Installers for Mac, Linux, and Windows are available online at git-lfs.github.com. This site also contains the following brief installation guide. In essence, you only need to download the installer, decompress it, and run the installation script. If you have a Mac, Git LFS is also available via Homebrew:

$ brew install git-lfs

After running the installation script, set up LFS via the following command:

$ git lfs install

Tracking file types

All you need to do now is to tell Git LFS which file types to track. Navigate to your Git repository, and issue a git lfs track command. For example, if you want Git LFS to automatically handle all .mat files in your repository (although it's rarely a smart idea to have binaries under version control), you would call:

$ git lfs track "*.mat"

If your Git repository has subdirectories, you can use globbing to track all .mat files in all subdirectories:

$ git lfs track "**/*.mat"

Or you can track single files:

$ git lfs track myLargeFile.mat

That's it! Continue your work using git commit and git push as usual.

Storing large files

If you have tried uploading large files to the remote repository before, you might have noticed a warning popping up telling you that GitHub does not recommend to upload files larger than 50MB. You won't even be able to upload files larger than 100MB. With Git LFS installed, the file will instead be uploaded to a dedicated remote host that is different from your remote repository, and the git push command will go through as usual:

$ git commit -am "add large file"
$ git push origin master

Instead of storing the file in the remote repository, Git LFS will upload only a small file reference. If you try to inspect the file on GitHub, you will only find the following note:

Back in the local repository, you will notice that the file is still accessible, until you switch branches.

Retrieving large files

As soon as you switch branches, the locally stored binaries will be gone.
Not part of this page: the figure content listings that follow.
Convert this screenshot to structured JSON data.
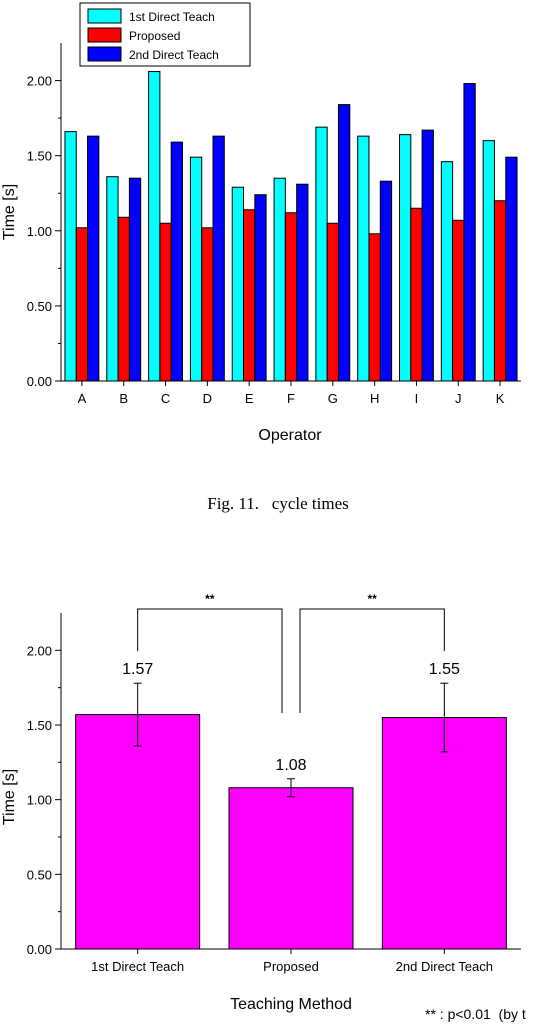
{
  "chart_data": [
    {
      "type": "bar",
      "title": "",
      "xlabel": "Operator",
      "ylabel": "Time [s]",
      "ylim": [
        0,
        2.25
      ],
      "yticks": [
        "0.00",
        "0.50",
        "1.00",
        "1.50",
        "2.00"
      ],
      "categories": [
        "A",
        "B",
        "C",
        "D",
        "E",
        "F",
        "G",
        "H",
        "I",
        "J",
        "K"
      ],
      "series": [
        {
          "name": "1st Direct Teach",
          "color": "#00ffff",
          "values": [
            1.66,
            1.36,
            2.06,
            1.49,
            1.29,
            1.35,
            1.69,
            1.63,
            1.64,
            1.46,
            1.6
          ]
        },
        {
          "name": "Proposed",
          "color": "#ff0000",
          "values": [
            1.02,
            1.09,
            1.05,
            1.02,
            1.14,
            1.12,
            1.05,
            0.98,
            1.15,
            1.07,
            1.2
          ]
        },
        {
          "name": "2nd Direct Teach",
          "color": "#0000ff",
          "values": [
            1.63,
            1.35,
            1.59,
            1.63,
            1.24,
            1.31,
            1.84,
            1.33,
            1.67,
            1.98,
            1.49
          ]
        }
      ],
      "legend": "top-left",
      "caption": "Fig. 11.   cycle times"
    },
    {
      "type": "bar",
      "title": "",
      "xlabel": "Teaching Method",
      "ylabel": "Time [s]",
      "ylim": [
        0,
        2.25
      ],
      "yticks": [
        "0.00",
        "0.50",
        "1.00",
        "1.50",
        "2.00"
      ],
      "categories": [
        "1st Direct Teach",
        "Proposed",
        "2nd Direct Teach"
      ],
      "values": [
        1.57,
        1.08,
        1.55
      ],
      "value_labels": [
        "1.57",
        "1.08",
        "1.55"
      ],
      "error": [
        0.21,
        0.06,
        0.23
      ],
      "color": "#ff00ff",
      "significance": [
        {
          "between": [
            0,
            1
          ],
          "label": "**"
        },
        {
          "between": [
            1,
            2
          ],
          "label": "**"
        }
      ],
      "note": "** : p<0.01  (by t"
    }
  ]
}
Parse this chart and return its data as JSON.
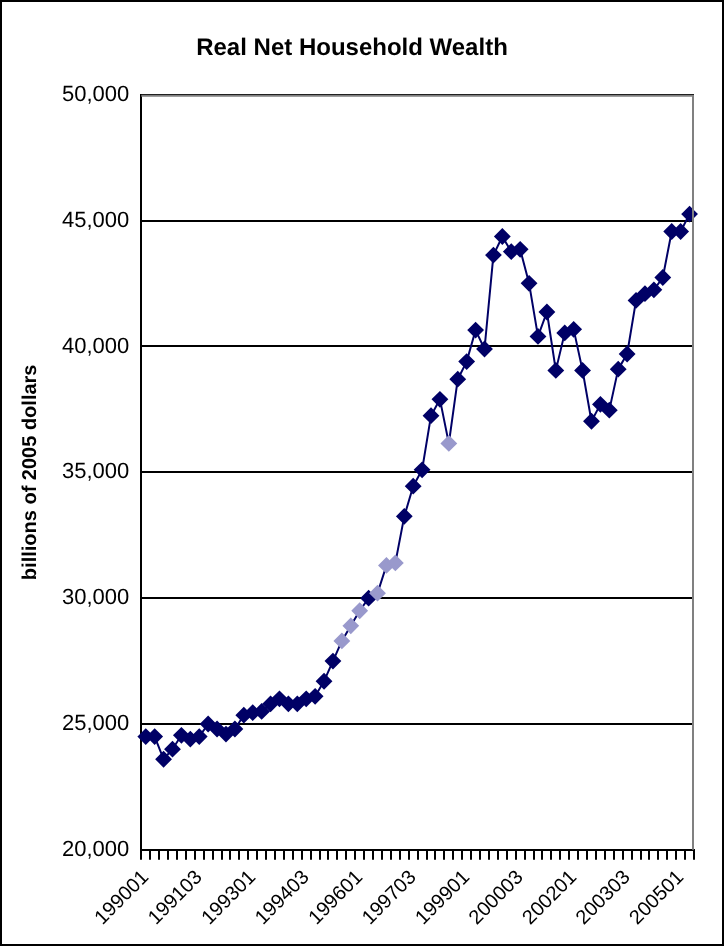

If you now inspect the file controlled by Git LFS, all you will find is a tiny text file that might look something like this:

version https://git-lfs.github.com/spec/v1
oid sha256:d63d7c81d9191f17263b0c65f97101083dade9637e069aea23c6be778cbf89bdf
size 68536835

So where did your file go, you might ask? It is still on the LFS remote host. To download the file from the remote host, use the following command:

$ git lfs fetch

To see a list of all LFS-related commands, simply type:

$ git lfs